Der Klub war in dem, was er erklärt hat und was passieren wird, eindeutig“.

Simeone hält jedoch an seiner Absicht fest, den Spieler zu schützen. Der Trainer wollte sich nicht auf die öffentliche Auseinandersetzung um seine Zukunft einlassen.

Der Cholo schließt die Tür nicht

Eine der auffälligsten Aussagen kam, als er gefragt wurde, ob sich die Situation noch ändern könne.

Im Leben kann sich alles wieder ändern, solange man gesund ist“.

Simeone machte auch klar, wie seine Haltung sein wird, falls sich der Stürmer wieder seinem Kommando unterstellt.

„Ab dem Moment, in dem er wieder trainiert, werde ich alles dafür tun, damit er sich wichtig fühlt“.

Die Botschaft passt zu der Haltung, die der Trainer in den vergangenen Wochen beibehalten hat.
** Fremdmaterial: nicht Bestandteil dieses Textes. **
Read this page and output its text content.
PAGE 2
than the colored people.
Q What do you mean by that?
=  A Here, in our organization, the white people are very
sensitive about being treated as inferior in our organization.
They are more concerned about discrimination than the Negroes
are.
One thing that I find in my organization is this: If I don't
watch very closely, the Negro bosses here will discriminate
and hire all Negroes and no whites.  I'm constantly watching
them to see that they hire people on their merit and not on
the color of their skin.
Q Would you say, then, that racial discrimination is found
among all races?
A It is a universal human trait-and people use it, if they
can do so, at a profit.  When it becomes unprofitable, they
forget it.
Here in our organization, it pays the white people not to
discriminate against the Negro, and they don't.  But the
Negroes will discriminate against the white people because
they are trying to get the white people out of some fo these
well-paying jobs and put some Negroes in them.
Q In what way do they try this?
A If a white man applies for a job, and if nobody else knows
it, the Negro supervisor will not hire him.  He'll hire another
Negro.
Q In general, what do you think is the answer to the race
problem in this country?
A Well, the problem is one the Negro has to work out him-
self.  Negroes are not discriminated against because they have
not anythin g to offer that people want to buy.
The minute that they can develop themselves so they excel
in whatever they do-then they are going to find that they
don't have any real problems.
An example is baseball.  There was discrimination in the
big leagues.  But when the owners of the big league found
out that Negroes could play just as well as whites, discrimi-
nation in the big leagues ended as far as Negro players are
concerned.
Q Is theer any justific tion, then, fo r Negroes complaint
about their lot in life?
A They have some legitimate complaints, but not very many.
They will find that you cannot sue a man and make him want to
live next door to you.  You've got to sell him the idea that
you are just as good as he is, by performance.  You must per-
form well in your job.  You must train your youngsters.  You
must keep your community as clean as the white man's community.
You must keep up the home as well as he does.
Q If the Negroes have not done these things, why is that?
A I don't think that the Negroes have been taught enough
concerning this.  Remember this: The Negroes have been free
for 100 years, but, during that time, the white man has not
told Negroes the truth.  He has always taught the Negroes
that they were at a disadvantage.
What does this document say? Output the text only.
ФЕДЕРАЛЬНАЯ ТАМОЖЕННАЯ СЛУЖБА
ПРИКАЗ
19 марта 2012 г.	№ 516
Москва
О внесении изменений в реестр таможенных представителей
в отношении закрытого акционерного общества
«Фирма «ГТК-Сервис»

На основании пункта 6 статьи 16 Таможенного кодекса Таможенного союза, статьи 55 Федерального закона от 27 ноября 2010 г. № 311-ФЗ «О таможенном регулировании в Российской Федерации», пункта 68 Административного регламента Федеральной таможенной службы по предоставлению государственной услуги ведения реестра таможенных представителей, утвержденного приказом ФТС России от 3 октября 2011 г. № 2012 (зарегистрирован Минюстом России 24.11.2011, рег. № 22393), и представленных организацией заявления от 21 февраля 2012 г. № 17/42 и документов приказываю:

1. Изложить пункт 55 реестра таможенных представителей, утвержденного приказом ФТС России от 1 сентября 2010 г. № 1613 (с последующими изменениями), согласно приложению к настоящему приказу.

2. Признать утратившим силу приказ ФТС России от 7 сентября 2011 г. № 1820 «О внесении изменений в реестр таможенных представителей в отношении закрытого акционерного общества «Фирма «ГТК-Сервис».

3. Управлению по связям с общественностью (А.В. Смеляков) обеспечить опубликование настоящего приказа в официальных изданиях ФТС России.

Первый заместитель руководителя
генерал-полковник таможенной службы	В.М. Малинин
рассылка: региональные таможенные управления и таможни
Für Simeone bleibt Julián Álvarez ein wichtiger Fußballer in seinem Projekt.

Atlético blickt auf Sevilla

Während die Zukunft des Argentiniers weiter in der Schwebe ist, versucht Simeone, die Mannschaft vom äußeren Lärm fernzuhalten.

Die Abwesenheit von Julián Álvarez zwingt den Trainer dazu, offensive Lösungen zu finden. Dennoch will der Argentinier nicht, dass die Situation zu einer Ausrede wird.

Die Botschaft des Cholo ist klar: Atlético de Madrid muss sich darauf konzentrieren, zu konkurrieren.

Unterdessen bleibt die Zukunft von Julián Álvarez weiter ungelöst. Und Simeones Worte lassen die Tür für eine mögliche Versöhnung offen.

Dieser Artikel wurde mithilfe künstlicher Intelligenz ins Deutsche übersetzt. Die Originalversion auf 🇪🇸 kannst du hier lesen.